Let us start with the specifics of the mega PSU bank recap plan which was announced — 15.3% of the PSB net worth in total and 12.1% of their total gross net NPAs. Who do you think is going to be the biggest beneficiary and where are we likely to see a bigger market reaction come by today?
Looking at the fine print that has come in yesterday, it clearly earmarks the regulatory capital that was mandated and required by a lot of PSU banks because the asset quality stress on their books was very evident. The shoring up of capital adequacy tier-1 capital is going to help them provide for all the provisions that are actually required — whether in NCLT or otherwise. In that respect, again the dilution that might actually come through can be quite substantial because a lot of these banks are trading substantially below book, specifically the mid and small cap PSU banks.
Now for the larger ones like State Bank of India, Punjab National Bank where the infusion probably has been decent and there has been a marginal uptick specifically in the case of SBI when it comes to capital adequacy. The larger banks will not face the issue of equity dilution like the small and mid-cap banks and that probably helps them in propping up both the regulatory requirements as far as the NCLT cases are concerned or otherwise.
Also, the balance sheet expansion in terms of credit growth is picking up. From all the criterias that the finance secretary discussed, a lot will depend upon the financial performance of the small and mid PSU banks. The larger PSU banks is something that I will veer towards. So, State Bank of India, Punjab National Bank which needed capital and both needs as well as provisioning requirements have been met. But within the mid and small PSU banks, Indian Bank is the only bank which has not probably received any capital funds and it has got a very strong balance sheet with improving dynamics both on asset quality and improving credits.
In that sense, Indian Bank probably stands out.

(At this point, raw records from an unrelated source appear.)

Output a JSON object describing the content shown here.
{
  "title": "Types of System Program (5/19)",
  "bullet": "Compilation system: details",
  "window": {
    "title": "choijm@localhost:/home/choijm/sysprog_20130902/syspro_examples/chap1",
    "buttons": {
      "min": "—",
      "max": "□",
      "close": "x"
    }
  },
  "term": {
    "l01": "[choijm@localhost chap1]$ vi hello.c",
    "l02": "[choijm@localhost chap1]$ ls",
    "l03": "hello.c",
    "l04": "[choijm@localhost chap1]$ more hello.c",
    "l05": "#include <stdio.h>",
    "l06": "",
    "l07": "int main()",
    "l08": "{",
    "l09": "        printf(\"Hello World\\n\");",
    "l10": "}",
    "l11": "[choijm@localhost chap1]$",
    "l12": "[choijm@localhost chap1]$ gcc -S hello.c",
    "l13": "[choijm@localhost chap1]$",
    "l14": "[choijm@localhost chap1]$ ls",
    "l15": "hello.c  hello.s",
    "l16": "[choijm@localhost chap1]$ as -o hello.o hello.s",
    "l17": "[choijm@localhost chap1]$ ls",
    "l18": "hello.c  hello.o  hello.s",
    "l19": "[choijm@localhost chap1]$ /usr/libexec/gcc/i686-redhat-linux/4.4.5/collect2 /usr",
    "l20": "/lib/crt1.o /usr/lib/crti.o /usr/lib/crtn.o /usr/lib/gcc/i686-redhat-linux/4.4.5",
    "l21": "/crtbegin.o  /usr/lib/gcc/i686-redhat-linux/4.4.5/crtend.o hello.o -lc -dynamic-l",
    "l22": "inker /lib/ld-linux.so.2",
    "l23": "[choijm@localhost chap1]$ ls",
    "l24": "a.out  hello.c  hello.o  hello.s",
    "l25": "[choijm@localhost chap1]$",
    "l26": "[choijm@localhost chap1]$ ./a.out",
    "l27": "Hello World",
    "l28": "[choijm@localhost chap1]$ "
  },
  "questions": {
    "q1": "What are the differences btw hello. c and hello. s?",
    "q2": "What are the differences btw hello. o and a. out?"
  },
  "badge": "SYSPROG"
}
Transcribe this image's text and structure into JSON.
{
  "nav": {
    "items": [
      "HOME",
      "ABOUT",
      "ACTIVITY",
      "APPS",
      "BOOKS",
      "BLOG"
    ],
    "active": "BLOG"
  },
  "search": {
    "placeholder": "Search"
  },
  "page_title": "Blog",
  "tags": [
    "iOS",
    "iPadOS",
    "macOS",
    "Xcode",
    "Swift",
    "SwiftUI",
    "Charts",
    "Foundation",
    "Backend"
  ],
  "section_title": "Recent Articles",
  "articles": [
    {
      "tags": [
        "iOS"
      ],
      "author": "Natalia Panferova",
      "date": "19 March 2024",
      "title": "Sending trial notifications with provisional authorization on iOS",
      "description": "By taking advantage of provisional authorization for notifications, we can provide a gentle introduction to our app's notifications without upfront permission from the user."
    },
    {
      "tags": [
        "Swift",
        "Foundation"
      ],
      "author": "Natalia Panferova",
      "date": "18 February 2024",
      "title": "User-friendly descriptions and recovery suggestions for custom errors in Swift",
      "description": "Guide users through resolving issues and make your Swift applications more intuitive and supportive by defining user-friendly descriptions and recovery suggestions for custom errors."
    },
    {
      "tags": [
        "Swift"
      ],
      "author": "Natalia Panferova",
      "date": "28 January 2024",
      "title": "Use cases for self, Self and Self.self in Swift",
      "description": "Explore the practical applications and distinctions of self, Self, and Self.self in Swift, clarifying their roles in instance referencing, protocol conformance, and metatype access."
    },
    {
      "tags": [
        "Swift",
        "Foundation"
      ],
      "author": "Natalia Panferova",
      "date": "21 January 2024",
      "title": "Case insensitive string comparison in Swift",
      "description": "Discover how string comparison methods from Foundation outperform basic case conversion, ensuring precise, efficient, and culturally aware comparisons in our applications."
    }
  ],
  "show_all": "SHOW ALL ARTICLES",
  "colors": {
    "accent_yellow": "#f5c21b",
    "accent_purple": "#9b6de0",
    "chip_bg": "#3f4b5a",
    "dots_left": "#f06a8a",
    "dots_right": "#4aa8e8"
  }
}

And Vijaya Bank yesterday came out with a very good set of numbers and through accelerated provisioning, did increase on a quarter on quarter basis. It is a step in the right direction. With the funds that it has got — almost Rs 1200 crore odd — it does shore up its capital adequacy but the bank is very confident that it was already on a path of consolidation in terms of asset quality improving significantly and credit growth picking as well. This is one bank that we will probably look out for.

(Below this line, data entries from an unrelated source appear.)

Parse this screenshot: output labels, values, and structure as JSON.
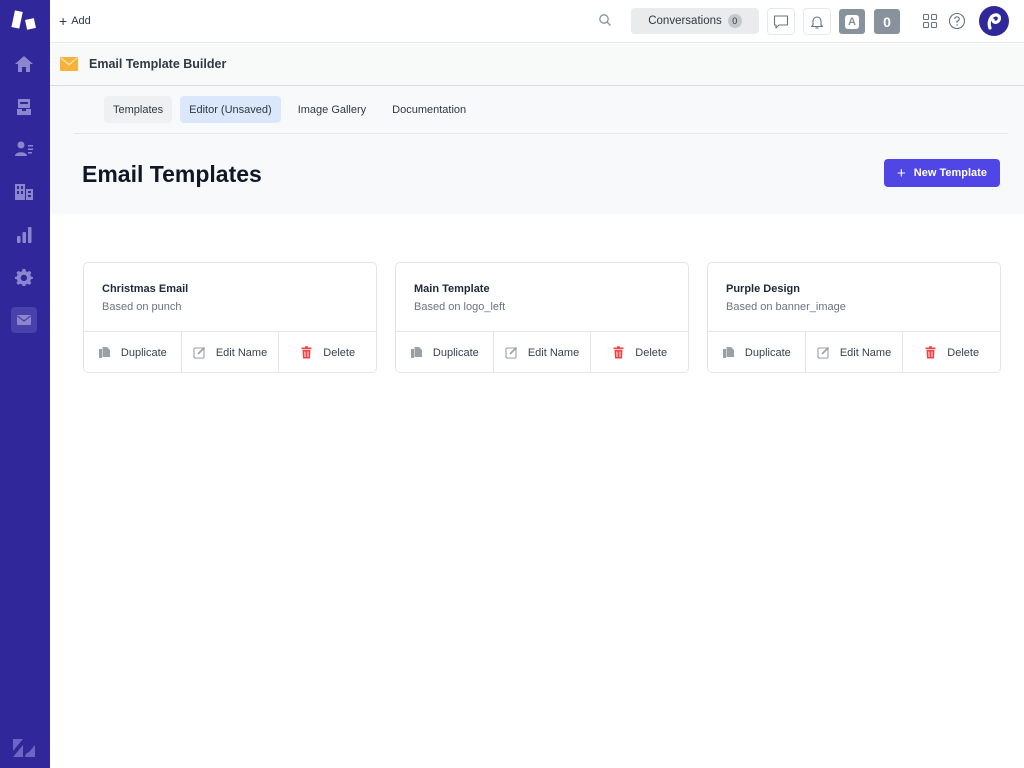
{
  "topbar": {
    "add_label": "Add",
    "conversations_label": "Conversations",
    "conversations_count": "0",
    "badge_a": "A",
    "badge_zero": "0"
  },
  "sidebar": {
    "items": [
      {
        "name": "home",
        "icon": "home-icon"
      },
      {
        "name": "views",
        "icon": "inbox-icon"
      },
      {
        "name": "customers",
        "icon": "contacts-icon"
      },
      {
        "name": "organizations",
        "icon": "building-icon"
      },
      {
        "name": "reporting",
        "icon": "bar-chart-icon"
      },
      {
        "name": "admin",
        "icon": "gear-icon"
      },
      {
        "name": "email-template-builder",
        "icon": "mail-icon",
        "active": true
      }
    ]
  },
  "app": {
    "title": "Email Template Builder",
    "accent_color": "#4f46e5",
    "sidebar_color": "#30279a",
    "icon_color": "#f7b23b"
  },
  "tabs": [
    {
      "label": "Templates",
      "state": "gray"
    },
    {
      "label": "Editor (Unsaved)",
      "state": "active"
    },
    {
      "label": "Image Gallery",
      "state": "normal"
    },
    {
      "label": "Documentation",
      "state": "normal"
    }
  ],
  "page": {
    "title": "Email Templates",
    "new_button_label": "New Template"
  },
  "templates": [
    {
      "name": "Christmas Email",
      "subtitle": "Based on punch"
    },
    {
      "name": "Main Template",
      "subtitle": "Based on logo_left"
    },
    {
      "name": "Purple Design",
      "subtitle": "Based on banner_image"
    }
  ],
  "actions": {
    "duplicate": "Duplicate",
    "edit_name": "Edit Name",
    "delete": "Delete"
  }
}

Give us your two stock ideas on the back of earnings that we have seen thus far?
What I have really liked is IndiGo. The yields of the company is reflected on a low base effect. On y-o-y comparison, it is looking extremely strong and the cost of available seat kilometer ex fuel has grown just marginally. Even if you account for the efficiencies that the A320 can drive in the quarters to come because the passenger volume growth was a tad bit disappointing, as more utilisations start coming through with these aircraft, the yield aspect will also show signs of improvement and the spreads will probably stabilise.
Yes, crude prices have moved up but a large element in terms of earnings growth looks very strong. IndiGo has posted a very strong set of numbers in my opinion.

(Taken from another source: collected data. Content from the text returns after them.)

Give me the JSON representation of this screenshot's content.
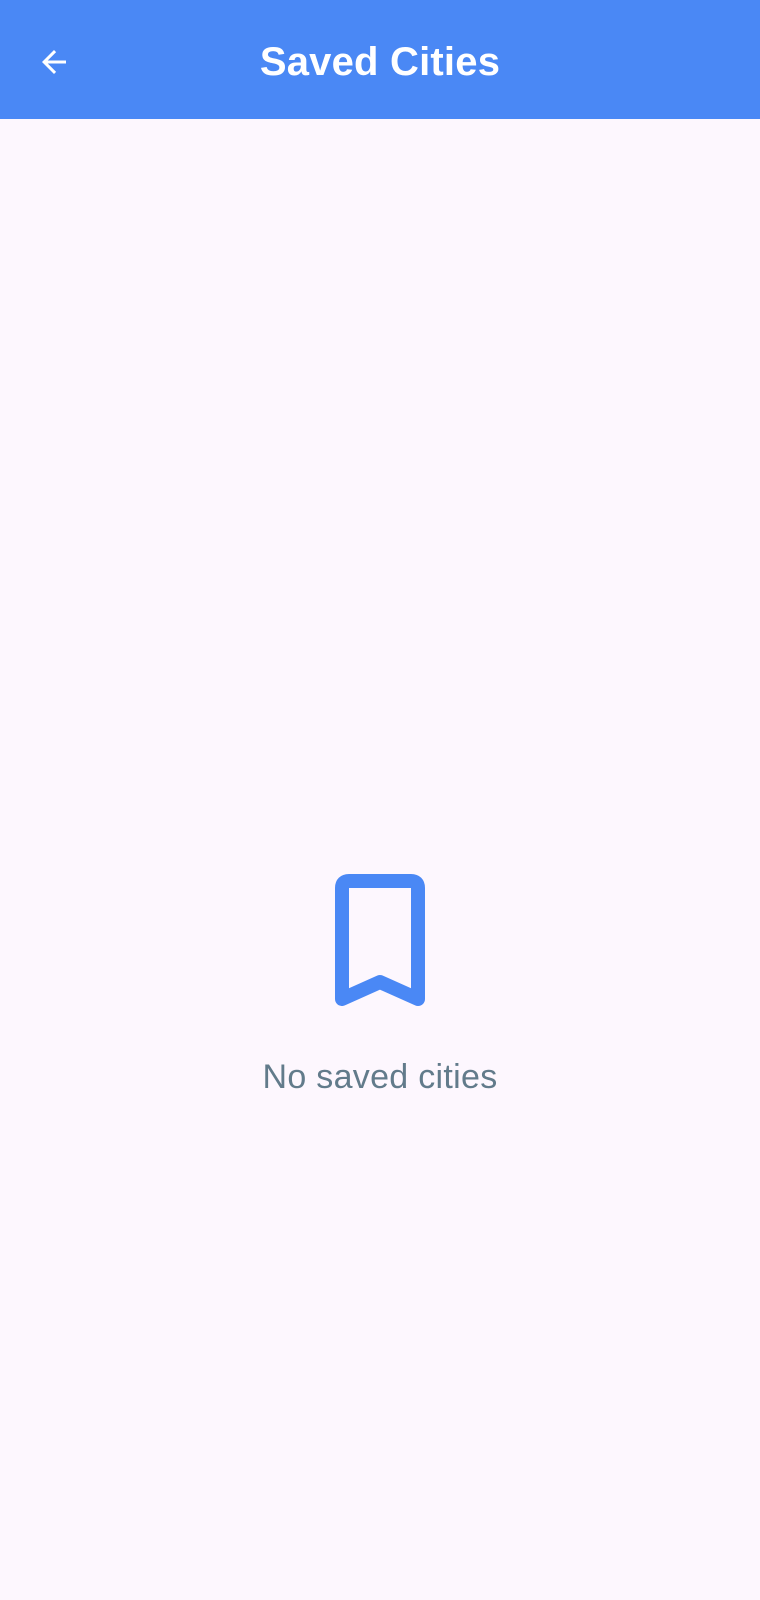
{
  "header": {
    "title": "Saved Cities",
    "back_icon": "arrow-back-icon"
  },
  "empty_state": {
    "icon": "bookmark-outline-icon",
    "message": "No saved cities"
  },
  "colors": {
    "app_bar": "#4a88f5",
    "accent": "#4a88f5",
    "background": "#fdf7fe",
    "muted_text": "#627b8b"
  }
}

The other stock from the large diversified companies is DCM Shriram. And again, their operational performance, when it comes to the Chlor-Venyl segment, has been exceptionally good. They are expanding capacities both in terms of their facilities in Kota, Bharuch and the captive power plant that they are probably expected to get through along with the distillery unit on their sugar operations.
But even the bioseed operations have done pretty well in the quarter gone, the fertiliser segment has done relatively better both on a year on year and a quarter-on-quarter basis.
If you are a trader and interested in price performance, go for IDBI Bank, go for Vijaya Bank, go for Dena Bank because these banks were on the verge of almost a lockdown. Not only will they now survive, they have also the potential to revive the credit growth?
The capital infusion was mandated because of regulatory requirements, both in terms of the Basel-3 requirements as well as shoring up their provisionings. The second aspect which is far more crucial about the financial service sector are the six important criteria, that he has laid down. Post these infusions, they have to perform on these six criteria and based on that and performance, the judgement on the street will probably take place on the basis of whether they are working on quarter-on-quarter numbers by reducing stress, by improving their credit score and by lending to MSMES in a graded manner on a credit score basis.
I will remain extremely selective and within this pocket, trading moves are absolutely evident. But Vijaya Bank looks very promising from a long-term perspective.